Magnettechnologie zur Steigerung der Effizienz von Abwasseraufbereitungsanlagen
In einer Welt mit begrenzten Ressourcen wird sauberes Wasser immer wertvoller. Daher ist die verantwortungsvolle Nutzung des vorhandenen Wassers ein weltweit vorrangiges Anliegen. Mit dem Ziel einer effizienteren Abwasseraufbereitung bietet SKF nun eine Lösung mit einem Permanentmagnetmotor und aktiven Magnetlagern, die das gesamte Verfahren umweltschonender macht.
Zusammenfassung
SKF hat als Weltmarktführer bei aktiven Magnetlagersystemen seit 1976 Pionierarbeit auf diesem Gebiet geleistet.

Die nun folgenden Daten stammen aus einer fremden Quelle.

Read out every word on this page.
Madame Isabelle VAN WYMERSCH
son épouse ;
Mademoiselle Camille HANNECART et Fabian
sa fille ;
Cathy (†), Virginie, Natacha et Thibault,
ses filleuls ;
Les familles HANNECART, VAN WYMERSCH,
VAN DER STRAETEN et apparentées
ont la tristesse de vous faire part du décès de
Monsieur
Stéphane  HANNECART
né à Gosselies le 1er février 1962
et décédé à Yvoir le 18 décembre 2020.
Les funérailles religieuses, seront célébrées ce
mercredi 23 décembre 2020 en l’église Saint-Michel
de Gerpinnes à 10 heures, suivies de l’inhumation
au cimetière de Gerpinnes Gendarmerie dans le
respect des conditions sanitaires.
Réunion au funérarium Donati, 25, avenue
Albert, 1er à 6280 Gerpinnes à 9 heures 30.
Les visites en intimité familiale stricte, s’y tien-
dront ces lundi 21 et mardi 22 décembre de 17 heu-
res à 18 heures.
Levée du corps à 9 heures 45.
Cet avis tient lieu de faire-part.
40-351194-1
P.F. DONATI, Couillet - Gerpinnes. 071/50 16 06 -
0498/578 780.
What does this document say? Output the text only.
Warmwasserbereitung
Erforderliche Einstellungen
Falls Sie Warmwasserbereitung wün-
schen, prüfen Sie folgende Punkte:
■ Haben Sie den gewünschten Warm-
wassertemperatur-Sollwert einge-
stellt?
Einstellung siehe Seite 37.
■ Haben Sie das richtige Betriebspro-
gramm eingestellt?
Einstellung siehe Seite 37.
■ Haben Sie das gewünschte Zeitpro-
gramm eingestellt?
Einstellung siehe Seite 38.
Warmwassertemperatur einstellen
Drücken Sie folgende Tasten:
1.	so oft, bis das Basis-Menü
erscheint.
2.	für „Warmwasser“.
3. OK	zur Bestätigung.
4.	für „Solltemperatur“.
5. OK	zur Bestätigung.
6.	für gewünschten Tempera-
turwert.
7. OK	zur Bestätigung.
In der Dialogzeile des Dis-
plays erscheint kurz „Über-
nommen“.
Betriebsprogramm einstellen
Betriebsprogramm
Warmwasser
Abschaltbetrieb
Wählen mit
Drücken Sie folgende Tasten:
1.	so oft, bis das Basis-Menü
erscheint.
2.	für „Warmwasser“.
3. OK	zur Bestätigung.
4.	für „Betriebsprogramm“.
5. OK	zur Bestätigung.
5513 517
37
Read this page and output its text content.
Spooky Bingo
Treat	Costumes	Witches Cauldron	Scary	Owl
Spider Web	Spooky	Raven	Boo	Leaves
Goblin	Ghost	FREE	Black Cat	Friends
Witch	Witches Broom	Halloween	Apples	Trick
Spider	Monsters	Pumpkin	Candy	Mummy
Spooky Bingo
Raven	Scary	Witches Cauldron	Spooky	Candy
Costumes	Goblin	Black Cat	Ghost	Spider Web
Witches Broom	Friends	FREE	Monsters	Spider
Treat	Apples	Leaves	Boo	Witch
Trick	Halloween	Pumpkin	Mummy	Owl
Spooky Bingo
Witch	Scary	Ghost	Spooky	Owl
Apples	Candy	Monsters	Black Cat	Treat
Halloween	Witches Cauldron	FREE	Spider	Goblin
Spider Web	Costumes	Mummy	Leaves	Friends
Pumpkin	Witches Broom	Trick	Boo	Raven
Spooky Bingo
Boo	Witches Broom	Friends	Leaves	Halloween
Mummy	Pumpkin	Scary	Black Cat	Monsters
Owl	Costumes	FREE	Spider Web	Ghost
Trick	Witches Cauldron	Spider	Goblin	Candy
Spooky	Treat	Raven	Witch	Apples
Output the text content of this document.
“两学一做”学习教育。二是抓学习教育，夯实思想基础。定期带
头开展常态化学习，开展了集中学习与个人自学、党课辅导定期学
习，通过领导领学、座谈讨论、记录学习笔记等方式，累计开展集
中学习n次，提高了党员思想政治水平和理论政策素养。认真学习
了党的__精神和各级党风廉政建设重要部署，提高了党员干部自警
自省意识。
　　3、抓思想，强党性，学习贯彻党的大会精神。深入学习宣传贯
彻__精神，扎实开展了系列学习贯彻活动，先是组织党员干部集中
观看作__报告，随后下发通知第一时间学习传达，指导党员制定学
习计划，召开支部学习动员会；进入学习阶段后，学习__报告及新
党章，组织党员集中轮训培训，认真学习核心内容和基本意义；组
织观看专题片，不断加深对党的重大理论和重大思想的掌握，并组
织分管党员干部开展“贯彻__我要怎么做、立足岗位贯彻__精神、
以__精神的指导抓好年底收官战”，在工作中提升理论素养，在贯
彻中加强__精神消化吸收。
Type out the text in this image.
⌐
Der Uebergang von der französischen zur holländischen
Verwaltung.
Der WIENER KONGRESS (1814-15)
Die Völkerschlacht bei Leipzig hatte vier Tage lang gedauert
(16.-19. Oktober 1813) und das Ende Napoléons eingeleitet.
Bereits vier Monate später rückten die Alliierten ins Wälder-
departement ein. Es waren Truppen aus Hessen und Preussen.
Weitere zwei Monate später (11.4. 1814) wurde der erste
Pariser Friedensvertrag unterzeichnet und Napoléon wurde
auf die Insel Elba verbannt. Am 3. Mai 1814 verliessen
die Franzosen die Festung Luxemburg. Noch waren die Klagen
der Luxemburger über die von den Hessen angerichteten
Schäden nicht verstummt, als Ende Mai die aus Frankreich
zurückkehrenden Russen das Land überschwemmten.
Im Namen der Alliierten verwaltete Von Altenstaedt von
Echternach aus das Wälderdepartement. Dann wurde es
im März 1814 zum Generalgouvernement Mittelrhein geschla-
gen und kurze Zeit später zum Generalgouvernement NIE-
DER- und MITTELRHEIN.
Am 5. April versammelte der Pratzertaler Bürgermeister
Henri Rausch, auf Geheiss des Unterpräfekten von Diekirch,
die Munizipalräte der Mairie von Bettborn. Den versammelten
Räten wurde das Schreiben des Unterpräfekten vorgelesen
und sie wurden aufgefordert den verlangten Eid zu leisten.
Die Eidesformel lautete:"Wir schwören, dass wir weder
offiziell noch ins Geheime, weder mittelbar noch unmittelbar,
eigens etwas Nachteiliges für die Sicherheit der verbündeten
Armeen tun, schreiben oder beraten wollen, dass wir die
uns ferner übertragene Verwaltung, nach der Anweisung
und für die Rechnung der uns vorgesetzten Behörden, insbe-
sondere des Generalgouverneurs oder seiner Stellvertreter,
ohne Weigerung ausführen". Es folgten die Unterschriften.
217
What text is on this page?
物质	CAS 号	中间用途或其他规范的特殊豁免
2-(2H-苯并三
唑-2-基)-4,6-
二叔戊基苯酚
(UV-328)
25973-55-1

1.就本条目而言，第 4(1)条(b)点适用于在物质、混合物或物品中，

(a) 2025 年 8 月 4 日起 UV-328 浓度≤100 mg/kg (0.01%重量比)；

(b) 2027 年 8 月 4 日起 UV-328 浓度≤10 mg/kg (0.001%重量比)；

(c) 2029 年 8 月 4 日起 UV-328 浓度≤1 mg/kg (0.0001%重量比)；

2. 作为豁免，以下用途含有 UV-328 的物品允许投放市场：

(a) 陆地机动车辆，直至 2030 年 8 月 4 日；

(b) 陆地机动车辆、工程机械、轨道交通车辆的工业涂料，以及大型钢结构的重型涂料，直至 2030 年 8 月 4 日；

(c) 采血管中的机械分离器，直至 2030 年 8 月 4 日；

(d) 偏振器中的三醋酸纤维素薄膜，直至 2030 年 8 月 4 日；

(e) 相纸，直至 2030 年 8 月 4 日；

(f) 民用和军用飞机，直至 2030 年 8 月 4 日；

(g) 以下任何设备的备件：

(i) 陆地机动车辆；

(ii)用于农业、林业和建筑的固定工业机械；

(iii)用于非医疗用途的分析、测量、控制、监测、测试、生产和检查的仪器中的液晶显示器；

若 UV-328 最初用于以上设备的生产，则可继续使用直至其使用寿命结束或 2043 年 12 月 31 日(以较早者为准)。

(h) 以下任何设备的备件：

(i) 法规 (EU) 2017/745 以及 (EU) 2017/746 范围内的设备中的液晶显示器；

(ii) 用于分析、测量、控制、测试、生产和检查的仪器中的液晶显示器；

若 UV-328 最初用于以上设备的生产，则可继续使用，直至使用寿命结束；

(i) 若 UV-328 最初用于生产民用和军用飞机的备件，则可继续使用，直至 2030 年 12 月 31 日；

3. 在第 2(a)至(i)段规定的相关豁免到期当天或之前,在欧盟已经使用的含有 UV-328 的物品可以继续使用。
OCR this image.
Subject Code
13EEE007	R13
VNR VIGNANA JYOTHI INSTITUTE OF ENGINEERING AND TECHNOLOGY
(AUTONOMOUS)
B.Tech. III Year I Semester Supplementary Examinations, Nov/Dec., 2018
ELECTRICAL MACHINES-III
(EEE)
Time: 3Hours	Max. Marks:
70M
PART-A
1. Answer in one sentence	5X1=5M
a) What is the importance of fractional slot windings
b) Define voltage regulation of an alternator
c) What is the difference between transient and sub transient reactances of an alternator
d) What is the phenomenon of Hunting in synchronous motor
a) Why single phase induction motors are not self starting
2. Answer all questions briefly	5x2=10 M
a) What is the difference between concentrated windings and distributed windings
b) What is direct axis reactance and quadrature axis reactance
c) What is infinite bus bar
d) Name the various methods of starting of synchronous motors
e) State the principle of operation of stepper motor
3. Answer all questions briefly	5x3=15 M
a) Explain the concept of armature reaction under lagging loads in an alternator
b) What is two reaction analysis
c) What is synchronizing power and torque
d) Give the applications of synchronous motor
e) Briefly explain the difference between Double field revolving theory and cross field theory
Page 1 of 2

Die bereits in der Öl- und Gasindustrie, Energiewirtschaft, Halbleiter- und Werkzeugmaschinenindustrie in zahlreichen anspruchsvollen Anwendungen eingesetzten Magnetlager verfügen über ein beträchtliches Potenzial für effizientere Lösungen in der Abwasseraufbereitung. Hochtourige PM-Motoren mit aktiven Magnetlagern bieten viele Vorteile wie einen niedrigen Wartungsbedarf, geringeren Energieverbrauch, niedrige Geräuschpegel und schmierungsfreie Lösungen und tragen so zur Senkung der Gesamtbetriebskosten bei. Die PM-Motoren und Magnetlager basieren auf bewährter Technik, die bei Kühleinrichtungen von Klimaanlagen weitverbreitet ist.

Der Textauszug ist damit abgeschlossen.